Immigration and foreign credentials

The federal government announced a plan to help immigrants get their foreign credentials recognized. At the heart of this plan is a deal between Ottawa and the provinces to speed up professional licensing applications filed by foreign-trained immigrants. Of course, the new rules will not force private employers to recognize foreign education or work experience, and even provincial licensing bodies will be free to deny any recognition. All the deal seems to promise is reduce wait times for processing of foreign credentials.

Under the Canadian constitution, immigration is mostly Ottawa’s prerogative, and regulation of professions is up to the provinces. So if you want to move to Canada from India, you have to apply to Citizenship and Immigration Canada. But if, on arrival, you want to work as an architect in Toronto, you have to apply for a license to a provincially-appointed body—the Ontario Association of Architects. In Canada, provinces are sovereign and independent from the federal government within their constitutionally set area of control. That’s why Ottawa cannot order provinces to recognize foreign credentials. And provinces cannot order Ottawa what immigrants to accept. A lack of coordination between the federal and provincial governments can leave immigrant doctors, nurses, or engineers driving cabs in Canadian cities. The latest deal is supposed to address this problem.

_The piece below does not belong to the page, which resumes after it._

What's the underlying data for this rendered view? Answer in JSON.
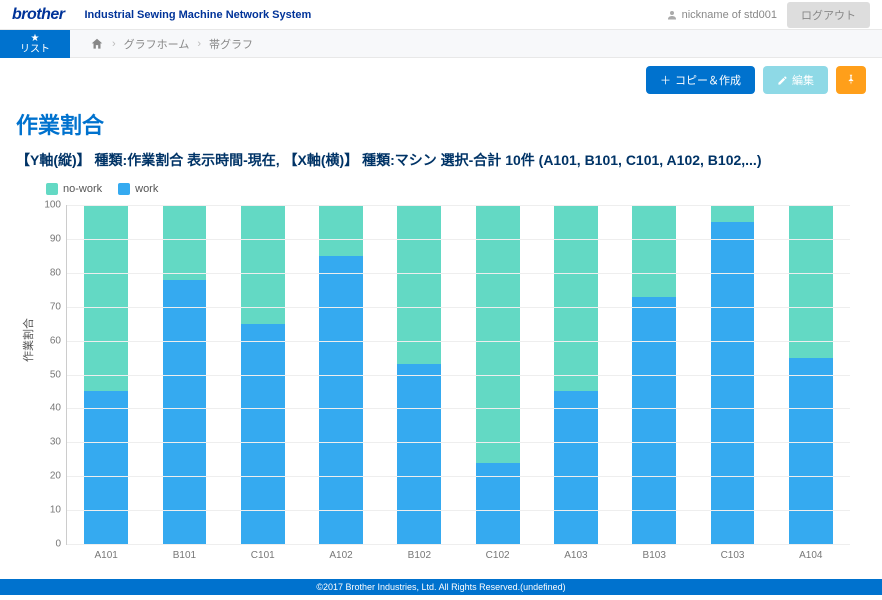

But this deal has limitations. Apparently, it covers only admission to regulated professions: architecture, nursing, engineering, etc. It does not guarantee admission to foreign-trained workers. Its purpose is to speed up processing of foreign credentials to see if they meet Canadian standards. Another limitation is that foreign doctors will not qualify for this program for up to three more years. And even if their credentials are recognized, foreign-trained doctors will still need to find internships, which are in short supply. The program doesn’t cover foreign-trained lawyers at all, although they can qualify for a separate arduous accreditation mechanism at least in Ontario.

Any news of fewer professional roadblocks is good news for immigrants. And the public interest certainly requires protection of Canadian standards of professional practice. But the announced program is a narrow step aimed at relatively few new arrivals. It will hardly help hundreds of thousands whose resumes end up in the shredder because of no “Canadian experience” or because their names don’t sound right. That kind of help requires not a government decree but a culture shift.


2 Comments on "Immigration and foreign credentials"

  1. The recognition of foreign credential by the federal government should be very straight forward. These professionals should be processed at the immigration office in their country. Each applicant applying for immigration status to Canada,during the application and interview process, a copy of their credentials, including the professional license to practice in their country from the state board.These documents should be submitted to the provincial licensing body in which the person is intended to settle.For example, the Ontario Medical association,receive the qualifications and then process it and make the decision on the suitability of the applicant. This would reduce the frustration of the applicant in that they would know if they are qualified to practice medicine in Canada. Also, it would reduce the number of bogus qualifications submitted to immigration Canada. Borderline cases could be given an examination by immigration Canada at the embassy or high commissioner office. These exams are drawn from the OMA syllabus. We do not have to reinvent the wheel, however, we can modify the design and make it better.

  2. Its nice to see that the federal government is helping foreign immigrants with foreign credentials. In my personal life my husband is a doctor from pakistan and is a permanent resident he faced many hardhship due to the fact that canada won’t accept him to practice he has to do the test, which i believe is a wasting people hard earned money and also not being certain they will get residency as many people are facing and more priority is being given to canadian medical students and foreign doctors are left in the back burner delivering pizza making minimum wage as compared to other less qualified. We are facing doctor shortages in the provinces and yet we fail to give opportunities to foreign doctors, because of this my husband is doing his masters just to have a alternative career to fall back on because hes not certain that he will not be given a chance to practice here its a shame. I think the province should be ashamed of themselves letting talented people go through this treatment. I believe that racism still exists in this country and we see it. People abuse their power and this problem should be addressed. I feel the foreign trained doctors are brilliant and bring years of experience with them and for them to give tests and that maybe they deliberately make it tougher for only foreign doctors and taking peoples money and not giving them residency just shows how we treat people no wonder even canadian dont like living here they go to the US , I dont blame them.